ECLI:NL:RVS:2006:AU9788
Raad van State
- Voorlopige voorziening
- H. Troostwijk
- J.A.W. Huijben
- Rechtspraak.nl
Voorlopige voorziening inzake bestuursdwang door college van burgemeester en wethouders van 's-Gravenhage
Op 11 januari 2006 heeft de Voorzitter van de Afdeling bestuursrechtspraak van de Raad van State uitspraak gedaan in een zaak betreffende een verzoek om voorlopige voorziening. Dit verzoek was ingediend door verzoekers tegen een besluit van het college van burgemeester en wethouders van 's-Gravenhage, dat hen had gelast een dakkapel op hun perceel te verwijderen, af te breken of aan te passen aan de geldende regelgeving.

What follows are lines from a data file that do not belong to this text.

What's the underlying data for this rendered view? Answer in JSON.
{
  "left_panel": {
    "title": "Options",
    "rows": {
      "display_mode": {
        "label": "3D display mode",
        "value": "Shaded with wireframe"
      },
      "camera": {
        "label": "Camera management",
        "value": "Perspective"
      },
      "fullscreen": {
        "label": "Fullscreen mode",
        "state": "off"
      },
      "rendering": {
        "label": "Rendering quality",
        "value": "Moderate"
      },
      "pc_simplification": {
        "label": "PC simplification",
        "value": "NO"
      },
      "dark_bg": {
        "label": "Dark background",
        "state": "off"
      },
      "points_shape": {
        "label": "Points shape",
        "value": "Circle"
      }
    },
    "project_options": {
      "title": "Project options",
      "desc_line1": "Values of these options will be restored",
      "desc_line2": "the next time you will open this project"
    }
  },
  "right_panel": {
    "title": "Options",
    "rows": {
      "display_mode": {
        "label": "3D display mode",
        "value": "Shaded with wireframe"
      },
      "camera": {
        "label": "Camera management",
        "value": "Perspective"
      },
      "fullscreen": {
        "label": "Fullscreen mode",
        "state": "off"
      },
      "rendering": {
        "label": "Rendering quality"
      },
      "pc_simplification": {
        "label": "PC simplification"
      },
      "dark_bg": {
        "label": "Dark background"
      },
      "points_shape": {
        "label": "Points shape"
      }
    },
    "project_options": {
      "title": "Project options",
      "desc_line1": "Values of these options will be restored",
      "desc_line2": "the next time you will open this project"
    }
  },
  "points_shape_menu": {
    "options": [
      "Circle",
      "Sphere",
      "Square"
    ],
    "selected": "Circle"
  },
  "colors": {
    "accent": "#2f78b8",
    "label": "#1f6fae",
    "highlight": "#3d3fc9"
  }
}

Het college had deze last opgelegd op 16 december 2003, en het bezwaar van verzoekers tegen dit besluit was door het college ongegrond verklaard op 21 december 2004. De rechtbank 's-Gravenhage had op 17 oktober 2005 het beroep van verzoekers tegen deze beslissing eveneens ongegrond verklaard.
Verzoekers hebben op 28 november 2005 hoger beroep ingesteld bij de Raad van State, en hebben daarnaast verzocht om een voorlopige voorziening. De Voorzitter heeft het verzoek op 5 januari 2006 ter zitting behandeld, waarbij zowel verzoekers als het college vertegenwoordigd waren. In zijn overwegingen concludeerde de Voorzitter dat er geen aanleiding was om aan te nemen dat de eerdere uitspraak van de rechtbank in de bodemprocedure niet in stand zou blijven. De Voorzitter oordeelde dat het betoog van verzoekers geen aanknopingspunten bood voor de conclusie dat het college onterecht bestuursdwang had toegepast.
Uiteindelijk heeft de Voorzitter het verzoek om voorlopige voorziening afgewezen, en er was geen aanleiding voor een proceskostenveroordeling. De uitspraak werd openbaar uitgesproken op 11 januari 2006.